Shand recommends spaces near an entryway or in a common area, places where we might store keys or wallets. Placing your phone in its "home" or perch transforms it from a mobile device to a landline and stops that panicked feeling of "where’s my phone" when it’s not immediately in reach. "People then have a connection to where something might be, especially because we are designing quite large homes," she says. If your home is your sanctuary, can you really relax after a long day when your obligations are immediately accessible? Shand doubts it. The landing zone instead affirms the home’s purpose as a haven, putting hard boundaries around what is required to actually unwind.

Both Shand and Coilie’s founders are parents to young kids and mentioned the struggle to model better behaviors toward technology; such skills aren’t easily communicated to children who grow up watching their parents scroll, text, and check emails all day. "We were not the generation that made smartphones and got us all addicted, but it’s up to our generation to solve that problem and establish what is appropriate behavior for smartphone usage," says Trey. Some parents are opting to literally bring back the old apparatus: Artist Andy Bellomo has thought about getting a landline after years of being "swallowed" by her cell. With a four-year old daughter who was rapidly making new friends, Bellomo purchased a Tin Can—a screenless, internet-enabled device that allows kids to call other Tin Can phones for free.
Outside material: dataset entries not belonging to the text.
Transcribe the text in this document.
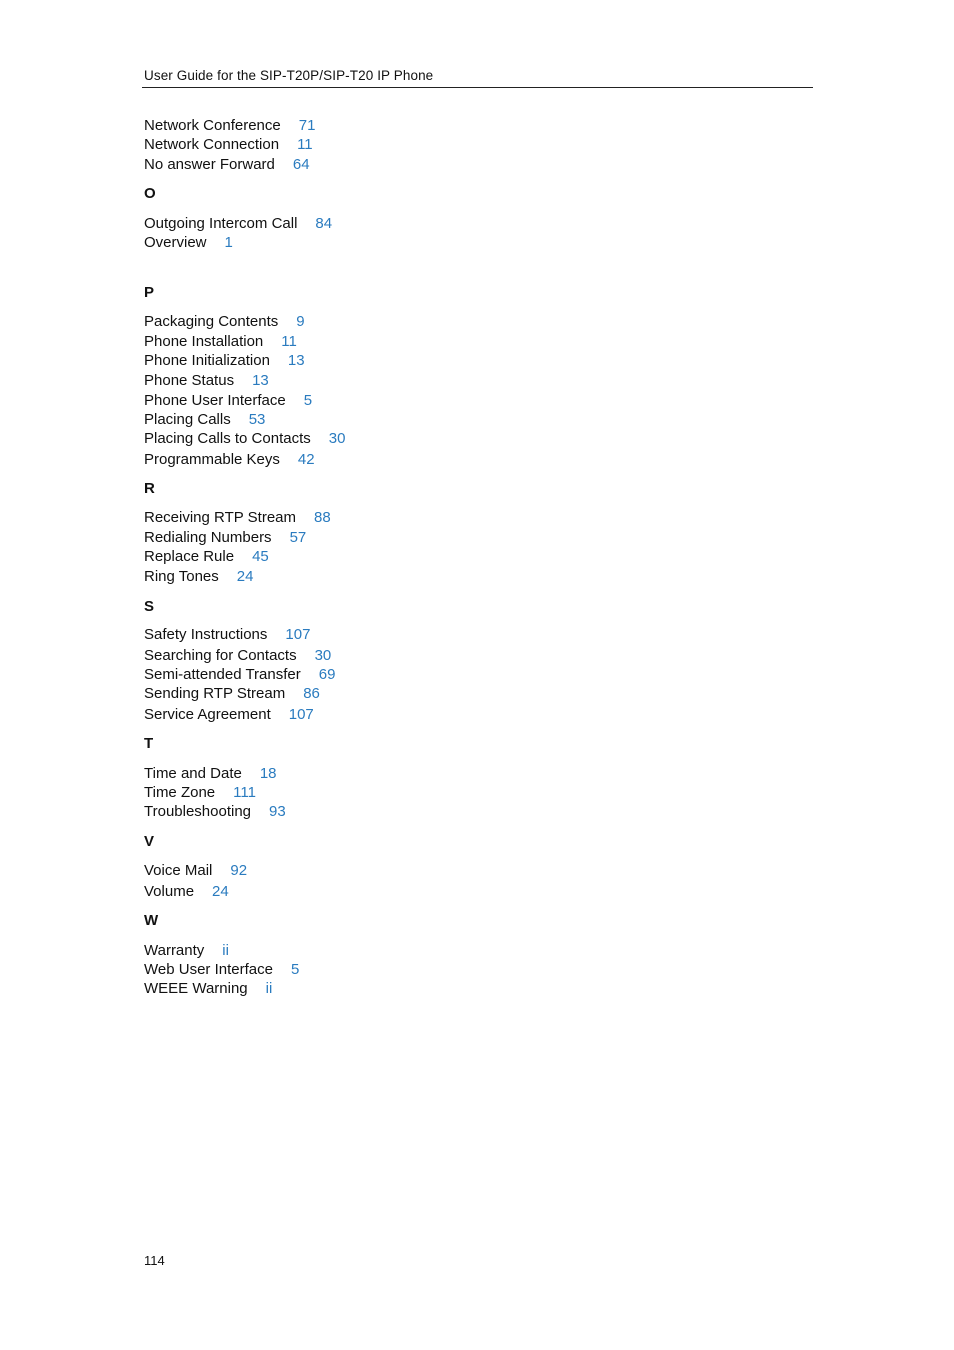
User Guide for the SIP-T20P/SIP-T20 IP Phone
Network Conference 71
Network Connection 11
No answer Forward 64
O
Outgoing Intercom Call 84
Overview 1
P
Packaging Contents 9
Phone Installation 11
Phone Initialization 13
Phone Status 13
Phone User Interface 5
Placing Calls 53
Placing Calls to Contacts 30
Programmable Keys 42
R
Receiving RTP Stream 88
Redialing Numbers 57
Replace Rule 45
Ring Tones 24
S
Safety Instructions 107
Searching for Contacts 30
Semi-attended Transfer 69
Sending RTP Stream 86
Service Agreement 107
T
Time and Date 18
Time Zone 111
Troubleshooting 93
V
Voice Mail 92
Volume 24
W
Warranty ii
Web User Interface 5
WEEE Warning ii
114
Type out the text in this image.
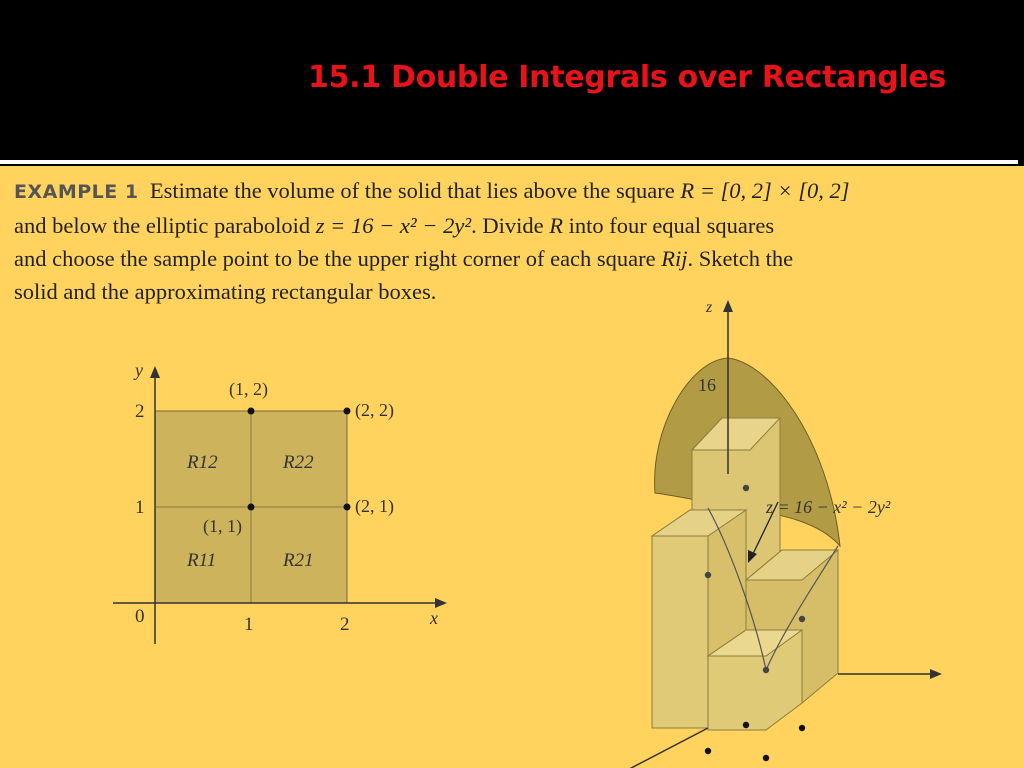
15.1 Double Integrals over Rectangles
EXAMPLE 1 Estimate the volume of the solid that lies above the square R = [0, 2] × [0, 2]
and below the elliptic paraboloid z = 16 − x² − 2y². Divide R into four equal squares
and choose the sample point to be the upper right corner of each square Rij. Sketch the
solid and the approximating rectangular boxes.
x
y
0	1	2
1
2
R11
R12
R21
R22
(1, 2)
(2, 2)
(1, 1)
(2, 1)
z
16
z = 16 − x² − 2y²
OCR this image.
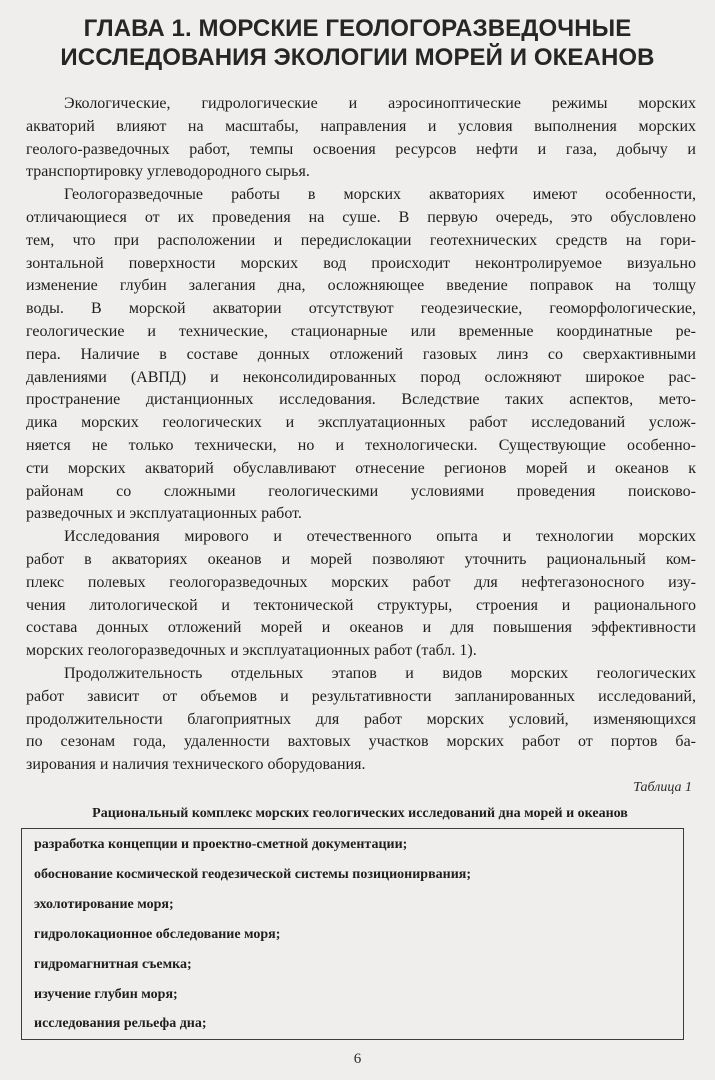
ГЛАВА 1. МОРСКИЕ ГЕОЛОГОРАЗВЕДОЧНЫЕ
ИССЛЕДОВАНИЯ ЭКОЛОГИИ МОРЕЙ И ОКЕАНОВ
Экологические, гидрологические и аэросиноптические режимы морских
акваторий влияют на масштабы, направления и условия выполнения морских
геолого-разведочных работ, темпы освоения ресурсов нефти и газа, добычу и
транспортировку углеводородного сырья.
Геологоразведочные работы в морских акваториях имеют особенности,
отличающиеся от их проведения на суше. В первую очередь, это обусловлено
тем, что при расположении и передислокации геотехнических средств на гори-
зонтальной поверхности морских вод происходит неконтролируемое визуально
изменение глубин залегания дна, осложняющее введение поправок на толщу
воды. В морской акватории отсутствуют геодезические, геоморфологические,
геологические и технические, стационарные или временные координатные ре-
пера. Наличие в составе донных отложений газовых линз со сверхактивными
давлениями (АВПД) и неконсолидированных пород осложняют широкое рас-
пространение дистанционных исследования. Вследствие таких аспектов, мето-
дика морских геологических и эксплуатационных работ исследований услож-
няется не только технически, но и технологически. Существующие особенно-
сти морских акваторий обуславливают отнесение регионов морей и океанов к
районам со сложными геологическими условиями проведения поисково-
разведочных и эксплуатационных работ.
Исследования мирового и отечественного опыта и технологии морских
работ в акваториях океанов и морей позволяют уточнить рациональный ком-
плекс полевых геологоразведочных морских работ для нефтегазоносного изу-
чения литологической и тектонической структуры, строения и рационального
состава донных отложений морей и океанов и для повышения эффективности
морских геологоразведочных и эксплуатационных работ (табл. 1).
Продолжительность отдельных этапов и видов морских геологических
работ зависит от объемов и результативности запланированных исследований,
продолжительности благоприятных для работ морских условий, изменяющихся
по сезонам года, удаленности вахтовых участков морских работ от портов ба-
зирования и наличия технического оборудования.
Таблица 1
Рациональный комплекс морских геологических исследований дна морей и океанов
разработка концепции и проектно-сметной документации;
обоснование космической геодезической системы позиционирвания;
эхолотирование моря;
гидролокационное обследование моря;
гидромагнитная съемка;
изучение глубин моря;
исследования рельефа дна;
6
Lauren Czajka and Kate Trey developed a smartphone dock called Coilie to create boundaries around usage at home.

Lauren Czajka and Kate Trey developed a smartphone dock called Coilie to create boundaries around screen time at home.

Rendering courtesy of Collie

When Bellomo’s family got the Tin Can, she and her partner realized they had to train their daughter in phone etiquette—though many parents of young kids might have grown up watching their parents answer the phone and hold long conversations with friends and family, these practices aren’t always modeled for today’s kids. "We taught her how to say hello, how was your day, and what are you doing; now she practices that and the conversations are interesting," says Bellomo. She adds that her daughter has learned how to listen to others and to wait for pauses in the voice on the other end before adding to the conversation—a type of mindfulness that requires attention to others’ verbal cues without seeing faces. Her daughter also learned that conflicts can be resolved over the phone.

It’s extra parenting, for sure, but Shand says that the mythology of design is that it is always used to make something difficult easier—but that is precisely what got us hooked on smartphones in the first place. Landlining our phones might add a little friction to the now-seamless act of picking up a call or responding to a text. But that friction could make our lives infinitely better.